What scares her is that she is wise enough to understand that those beliefs lead directly to the belief that gay men and women have an inherent right, because they are human beings, not to be treated differently.  They have the right not to be shamed or hidden. And they have the right to have their most meaningful relationships - as partners and parents - recognized and protected in the same way hers are. Not because they are gay.  Because they are human.  She sees that the morality of Frozen - which is good - opens the door to gay marriage  . . .

And there is the rub.  Because gay marriage is, in Ms. Skaggs' worldview, bad. A priori, bad. No amount of evidence or proof could prove it otherwise.  Therefore Frozen has to be bad, even though it feels good, even though the principles underlying the film are principles that she believes in - she is clever enough to see that her own principles - outside of that one rule that gay marriage (and gayness itself) are bad - outside that, her own principles lead her to the same conclusion that I have reached, and the majority of Americans have reached - that gay people are, above all, people and they have the same rights from and responsibilities to the community as any of us do.  Skaggs already supports the principles that underlie the movement toward gay marriage in this country.  And because she has always believe that gay marriage is wrong and bad and dark and evil she sees evil in something that she herself innately reacts to as good.

Which gives me hope.  Ms. Skaggs' grandchildren, who saw Frozen because their grandmother took them, are growing up in a world that embraces difference and diversity.  They are being influence by Frozen and every other movie and book and show and song that is written with the underlying belief that to be human means to be true and honest and unafraid of difference.  And because they grow up in this culture they are likely to know and care about people who are of different races, who are gay, who are disabled, who have a mental illness and aren't ashamed to admit it. Because they grow up in this world they will, hopefully, see the beauty and ability inside their own differences and they will not be ashamed. They will embrace themselves and each other. And the world will be just that much better because they do.
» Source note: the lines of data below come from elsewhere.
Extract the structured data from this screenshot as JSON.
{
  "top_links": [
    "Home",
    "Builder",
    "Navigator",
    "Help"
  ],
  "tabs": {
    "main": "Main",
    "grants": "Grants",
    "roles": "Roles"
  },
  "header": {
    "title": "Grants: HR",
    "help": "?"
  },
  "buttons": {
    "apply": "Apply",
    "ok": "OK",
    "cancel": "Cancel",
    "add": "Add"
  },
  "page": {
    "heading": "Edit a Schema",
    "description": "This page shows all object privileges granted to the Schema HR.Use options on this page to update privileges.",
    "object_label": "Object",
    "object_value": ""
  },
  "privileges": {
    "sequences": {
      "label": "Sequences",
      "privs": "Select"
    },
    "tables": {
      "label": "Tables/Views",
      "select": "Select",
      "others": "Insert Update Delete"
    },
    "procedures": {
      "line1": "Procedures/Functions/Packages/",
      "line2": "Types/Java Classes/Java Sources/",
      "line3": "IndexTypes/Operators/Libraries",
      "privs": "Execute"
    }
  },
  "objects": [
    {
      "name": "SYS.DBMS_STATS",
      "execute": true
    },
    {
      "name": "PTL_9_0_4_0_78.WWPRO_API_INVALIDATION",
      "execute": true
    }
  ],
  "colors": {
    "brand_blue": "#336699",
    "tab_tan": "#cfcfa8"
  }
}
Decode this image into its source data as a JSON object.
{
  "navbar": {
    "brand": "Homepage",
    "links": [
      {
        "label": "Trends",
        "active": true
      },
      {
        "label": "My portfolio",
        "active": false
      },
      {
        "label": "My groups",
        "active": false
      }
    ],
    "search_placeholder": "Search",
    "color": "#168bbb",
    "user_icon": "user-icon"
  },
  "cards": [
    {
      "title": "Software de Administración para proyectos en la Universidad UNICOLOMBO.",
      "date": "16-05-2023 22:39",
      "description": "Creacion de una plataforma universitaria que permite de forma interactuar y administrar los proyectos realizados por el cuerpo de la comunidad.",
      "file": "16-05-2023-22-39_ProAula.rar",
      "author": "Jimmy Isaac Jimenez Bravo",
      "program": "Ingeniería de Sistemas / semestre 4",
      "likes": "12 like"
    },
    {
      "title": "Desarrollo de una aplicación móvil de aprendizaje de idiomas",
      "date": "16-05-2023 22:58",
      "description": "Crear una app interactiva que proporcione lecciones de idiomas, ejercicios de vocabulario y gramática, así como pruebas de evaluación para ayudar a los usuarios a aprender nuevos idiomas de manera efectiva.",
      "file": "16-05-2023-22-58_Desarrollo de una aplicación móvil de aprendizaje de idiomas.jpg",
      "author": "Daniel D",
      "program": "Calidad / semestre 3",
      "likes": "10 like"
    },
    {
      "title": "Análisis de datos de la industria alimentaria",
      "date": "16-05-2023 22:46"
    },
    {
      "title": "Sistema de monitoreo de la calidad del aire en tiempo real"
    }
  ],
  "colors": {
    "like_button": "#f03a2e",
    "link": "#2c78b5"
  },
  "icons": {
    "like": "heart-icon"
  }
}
It is interesting that much of Skaggs' critique (and the critiques of others) focuses on the song, "Let it Go". Yet none of them pause to think that this song takes place in the middle of the story - not at the end.  Elsa hasn't finished her journey in this song.  This is a song of starting, and starting well, but so imperfectly.  Elsa does need other people.  She cannot - and she does not - live out her life alone in an ice palace.  Elsa was incredibly damaged by her parents.  They were terrified and they taught her to be terrified - and so she never learned to use and shape her powers for good.  Those powers were treated like a curse and they became a curse.  But the cure for that was NOT that she left (though that was a necessary start).  It was when she came back.  When she fixed the problems she had created and learned to live with herself and with her kingdom.

Gay marriage is a good thing because it brings the amazing abilities and personalities of gay people and their families back into society.  It demands responsibility from all of us. And it rewards all of us with stronger - fuller - richer and better communities.  And so, if Frozen is a story about bringing the different into the light and then bringing it home - it is about gay marriage.  And it is a great thing!